When a composer's music is perfectly fitted to his time, one can wonder what or even if he would have composed where he born a hundred years earlier or later. If Mozart lived in the 20th century, I expect he might have been a film maker rather than composer.
Centenary considerations are much on the mind these days, with Elliot Carter's big day widely celebrated around the city. On the hundredth birthday of Oliver Messiaen (today), I attended an sprawling program of his work at The Church of the Ascension.
Hearing the "Quartet for the End of Time" live is always a powerful experience. The performers tonight, Paul Kim, piano, Curtis Macomber, violin, Jonathan Spitz, cello, Alan Kay, clarinet, revealed the work's intense expression and spiritual questioning, within the framework of its beauty of both sound and form. After intermission, Jon Gillock played an impressive selection of movements drawn from various organ works into his own suite.
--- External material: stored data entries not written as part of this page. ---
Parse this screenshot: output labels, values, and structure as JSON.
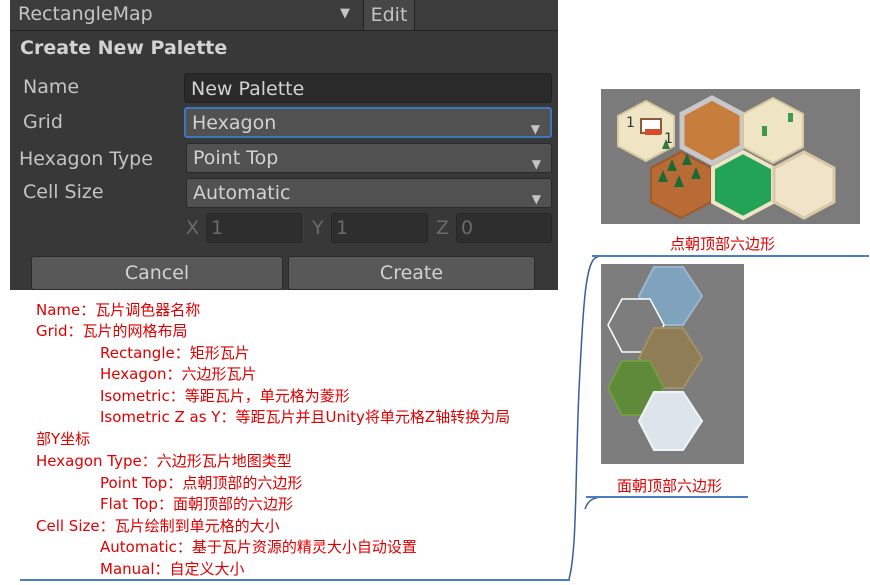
{
  "dialog": {
    "tilemap_dropdown": "RectangleMap",
    "edit_label": "Edit",
    "title": "Create New Palette",
    "name_label": "Name",
    "name_value": "New Palette",
    "grid_label": "Grid",
    "grid_value": "Hexagon",
    "hex_type_label": "Hexagon Type",
    "hex_type_value": "Point Top",
    "cell_size_label": "Cell Size",
    "cell_size_value": "Automatic",
    "x_label": "X",
    "x_value": "1",
    "y_label": "Y",
    "y_value": "1",
    "z_label": "Z",
    "z_value": "0",
    "cancel_label": "Cancel",
    "create_label": "Create"
  },
  "notes": {
    "name": "Name：瓦片调色器名称",
    "grid": "Grid：瓦片的网格布局",
    "rectangle": "Rectangle：矩形瓦片",
    "hexagon": "Hexagon：六边形瓦片",
    "isometric": "Isometric：等距瓦片，单元格为菱形",
    "isometric_z_line1": "Isometric Z as Y：等距瓦片并且Unity将单元格Z轴转换为局",
    "isometric_z_line2": "部Y坐标",
    "hex_type": "Hexagon Type：六边形瓦片地图类型",
    "point_top": "Point Top：点朝顶部的六边形",
    "flat_top": "Flat Top：面朝顶部的六边形",
    "cell_size": "Cell Size：瓦片绘制到单元格的大小",
    "automatic": "Automatic：基于瓦片资源的精灵大小自动设置",
    "manual": "Manual：自定义大小"
  },
  "captions": {
    "point_top": "点朝顶部六边形",
    "flat_top": "面朝顶部六边形"
  },
  "colors": {
    "note_red": "#e00000",
    "line_blue": "#4a7ec2",
    "focus_blue": "#3a79bb"
  }
}
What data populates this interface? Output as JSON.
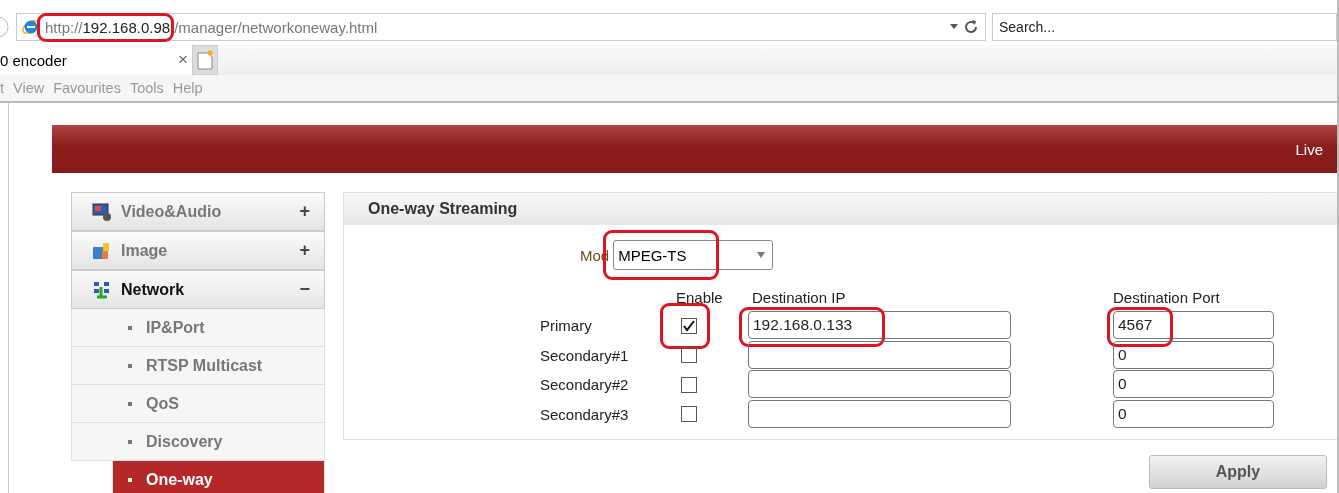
{
  "browser": {
    "address": {
      "scheme": "http://",
      "host": "192.168.0.98",
      "path": "/manager/networkoneway.html",
      "highlighted": true
    },
    "search": {
      "placeholder": "Search..."
    },
    "tab": {
      "title": "0 encoder",
      "close": "×"
    },
    "menu": [
      "t",
      "View",
      "Favourites",
      "Tools",
      "Help"
    ]
  },
  "header": {
    "link": "Live"
  },
  "sidebar": {
    "items": [
      {
        "label": "Video&Audio",
        "toggle": "+",
        "expanded": false
      },
      {
        "label": "Image",
        "toggle": "+",
        "expanded": false
      },
      {
        "label": "Network",
        "toggle": "−",
        "expanded": true,
        "children": [
          {
            "label": "IP&Port",
            "selected": false
          },
          {
            "label": "RTSP Multicast",
            "selected": false
          },
          {
            "label": "QoS",
            "selected": false
          },
          {
            "label": "Discovery",
            "selected": false
          },
          {
            "label": "One-way",
            "selected": true
          }
        ]
      }
    ]
  },
  "panel": {
    "title": "One-way Streaming",
    "mode": {
      "label": "Mod",
      "value": "MPEG-TS",
      "highlighted": true
    },
    "columns": {
      "enable": "Enable",
      "ip": "Destination IP",
      "port": "Destination Port"
    },
    "rows": [
      {
        "label": "Primary",
        "enabled": true,
        "ip": "192.168.0.133",
        "port": "4567",
        "highlighted": true
      },
      {
        "label": "Secondary#1",
        "enabled": false,
        "ip": "",
        "port": "0",
        "highlighted": false
      },
      {
        "label": "Secondary#2",
        "enabled": false,
        "ip": "",
        "port": "0",
        "highlighted": false
      },
      {
        "label": "Secondary#3",
        "enabled": false,
        "ip": "",
        "port": "0",
        "highlighted": false
      }
    ]
  },
  "apply": "Apply"
}
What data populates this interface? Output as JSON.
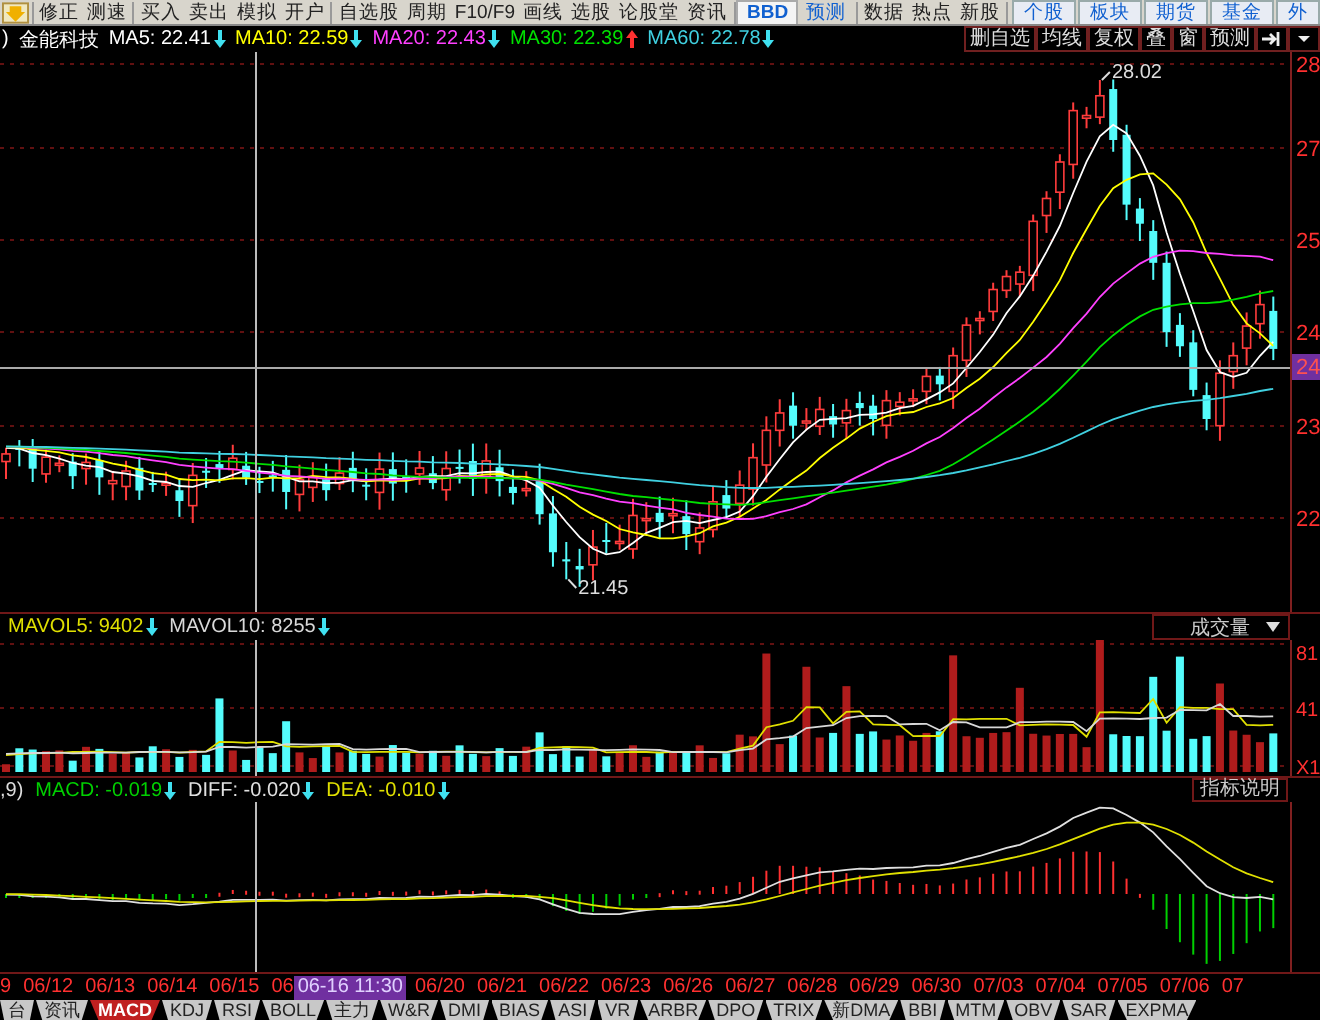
{
  "toolbar": [
    {
      "label": "修正",
      "kind": "plain"
    },
    {
      "label": "测速",
      "kind": "plain",
      "sep": true
    },
    {
      "label": "买入",
      "kind": "plain"
    },
    {
      "label": "卖出",
      "kind": "plain"
    },
    {
      "label": "模拟",
      "kind": "plain"
    },
    {
      "label": "开户",
      "kind": "plain",
      "sep": true
    },
    {
      "label": "自选股",
      "kind": "plain"
    },
    {
      "label": "周期",
      "kind": "plain"
    },
    {
      "label": "F10/F9",
      "kind": "plain"
    },
    {
      "label": "画线",
      "kind": "plain"
    },
    {
      "label": "选股",
      "kind": "plain"
    },
    {
      "label": "论股堂",
      "kind": "plain"
    },
    {
      "label": "资讯",
      "kind": "plain",
      "sep": true
    },
    {
      "label": "BBD",
      "kind": "accent"
    },
    {
      "label": "预测",
      "kind": "link",
      "sep": true
    },
    {
      "label": "数据",
      "kind": "plain"
    },
    {
      "label": "热点",
      "kind": "plain"
    },
    {
      "label": "新股",
      "kind": "plain",
      "sep": true
    },
    {
      "label": "个股",
      "kind": "nav"
    },
    {
      "label": "板块",
      "kind": "nav"
    },
    {
      "label": "期货",
      "kind": "nav"
    },
    {
      "label": "基金",
      "kind": "nav"
    },
    {
      "label": "外",
      "kind": "nav"
    }
  ],
  "quote_bar": {
    "prefix": ")",
    "name": "金能科技",
    "averages": [
      {
        "label": "MA5: 22.41",
        "color": "#ffffff",
        "falling": true
      },
      {
        "label": "MA10: 22.59",
        "color": "#ffff00",
        "falling": true
      },
      {
        "label": "MA20: 22.43",
        "color": "#ff40ff",
        "falling": true
      },
      {
        "label": "MA30: 22.39",
        "color": "#00e000",
        "falling": false
      },
      {
        "label": "MA60: 22.78",
        "color": "#40d0e0",
        "falling": true
      }
    ],
    "buttons": [
      "删自选",
      "均线",
      "复权",
      "叠",
      "窗",
      "预测"
    ]
  },
  "price_chart": {
    "axis_labels": [
      "28",
      "27",
      "25",
      "24",
      "23",
      "22"
    ],
    "high_label": "28.02",
    "low_label": "21.45",
    "crosshair_price": "24"
  },
  "volume_panel": {
    "indicators": [
      {
        "label": "MAVOL5: 9402",
        "color": "#e0e000",
        "falling": true
      },
      {
        "label": "MAVOL10: 8255",
        "color": "#d8d8d8",
        "falling": true
      }
    ],
    "selector": "成交量",
    "axis_labels": [
      "81",
      "41",
      "X1"
    ]
  },
  "macd_panel": {
    "prefix": ",9)",
    "indicators": [
      {
        "label": "MACD: -0.019",
        "color": "#00d000",
        "falling": true
      },
      {
        "label": "DIFF: -0.020",
        "color": "#e0e0e0",
        "falling": true
      },
      {
        "label": "DEA: -0.010",
        "color": "#e0e000",
        "falling": true
      }
    ],
    "help_button": "指标说明"
  },
  "date_axis": [
    {
      "text": "9",
      "kind": "date"
    },
    {
      "text": "06/12",
      "kind": "date"
    },
    {
      "text": "06/13",
      "kind": "date"
    },
    {
      "text": "06/14",
      "kind": "date"
    },
    {
      "text": "06/15",
      "kind": "date"
    },
    {
      "text": "06",
      "kind": "date"
    },
    {
      "text": "06-16 11:30",
      "kind": "cursor"
    },
    {
      "text": "06/20",
      "kind": "date"
    },
    {
      "text": "06/21",
      "kind": "date"
    },
    {
      "text": "06/22",
      "kind": "date"
    },
    {
      "text": "06/23",
      "kind": "date"
    },
    {
      "text": "06/26",
      "kind": "date"
    },
    {
      "text": "06/27",
      "kind": "date"
    },
    {
      "text": "06/28",
      "kind": "date"
    },
    {
      "text": "06/29",
      "kind": "date"
    },
    {
      "text": "06/30",
      "kind": "date"
    },
    {
      "text": "07/03",
      "kind": "date"
    },
    {
      "text": "07/04",
      "kind": "date"
    },
    {
      "text": "07/05",
      "kind": "date"
    },
    {
      "text": "07/06",
      "kind": "date"
    },
    {
      "text": "07",
      "kind": "date"
    }
  ],
  "indicator_tabs": [
    {
      "label": "台",
      "selected": false
    },
    {
      "label": "资讯",
      "selected": false
    },
    {
      "label": "MACD",
      "selected": true
    },
    {
      "label": "KDJ",
      "selected": false
    },
    {
      "label": "RSI",
      "selected": false
    },
    {
      "label": "BOLL",
      "selected": false
    },
    {
      "label": "主力",
      "selected": false
    },
    {
      "label": "W&R",
      "selected": false
    },
    {
      "label": "DMI",
      "selected": false
    },
    {
      "label": "BIAS",
      "selected": false
    },
    {
      "label": "ASI",
      "selected": false
    },
    {
      "label": "VR",
      "selected": false
    },
    {
      "label": "ARBR",
      "selected": false
    },
    {
      "label": "DPO",
      "selected": false
    },
    {
      "label": "TRIX",
      "selected": false
    },
    {
      "label": "新DMA",
      "selected": false
    },
    {
      "label": "BBI",
      "selected": false
    },
    {
      "label": "MTM",
      "selected": false
    },
    {
      "label": "OBV",
      "selected": false
    },
    {
      "label": "SAR",
      "selected": false
    },
    {
      "label": "EXPMA",
      "selected": false
    }
  ]
}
Listening, I was struck again by how constructed Messiaen's music sounds. Its madeness is conspicuous to the point of being part of its meaning. Music, by contrast, that sounds "natural" almost defies the idea of its being composed. There are songs by Stephen Foster and melodies by Mozart that seem so inevitable that it is hard to believe there was a time when they didn't exist, as if composers discovered rather than created them. The unnaturalness of Messiaen's music seems related to its task in that so much of what he writes asks us to look directly, unflinchingly, into the greatest mysteries of existence and not avert our gaze. The wrenching knowledge that such knowledge is unknowable is a difficult truth, a question with no answer. Such contemplation is essentially an unnatural act. Quite outside nature, it is supernatural.
Nature does not contemplate, existence is enough. When Messiean introduces bird song into his music, the ambivalent sounds of nature bring the personalness of our spiritual experience into sharp relief. It brings to mind Giovanni Bellini's 1480 masterpiece, St. Francis in the Desert, at The Frick Collection in New York City. The artist baths Saint Francis in one of the most extraordinary streams of light in Western art at the transcendental moment when he receives the stigmata. In the background, a crane, a donkey, and a flock of sheep stand unaffected by the miraculous transformation. The saint's moment in the light is his alone. The knowledge that nature is unconcerned about our struggles draws us to contemplate things beyond nature, beyond what is knowable. Messiaen's music is an indispensable guide. Mozart and Stephen Foster provide the perfect balm.
Musee des Beaux Arts
W.H. Auden (1940)
About suffering they were never wrong,
The Old Masters; how well, they understood
Its human position; how it takes place
While someone else is eating or opening a window or just walking dully along;
How, when the aged are reverently, passionately waiting
For the miraculous birth, there always must be
Children who did not specially want it to happen, skating
On a pond at the edge of the wood:
They never forgot
That even the dreadful martyrdom must run its course
Anyhow in a corner, some untidy spot
Where the dogs go on with their doggy life and the torturer's horse
Scratches its innocent behind on a tree.
In Breughel's Icarus, for instance: how everything turns away
Quite leisurely from the disaster; the ploughman may
Have heard the splash, the forsaken cry,
But for him it was not an important failure; the sun shone
As it had to on the white legs disappearing into the green
Water; and the expensive delicate ship that must have seen
Something amazing, a boy falling out of the sky,
had somewhere to get to and sailed calmly on.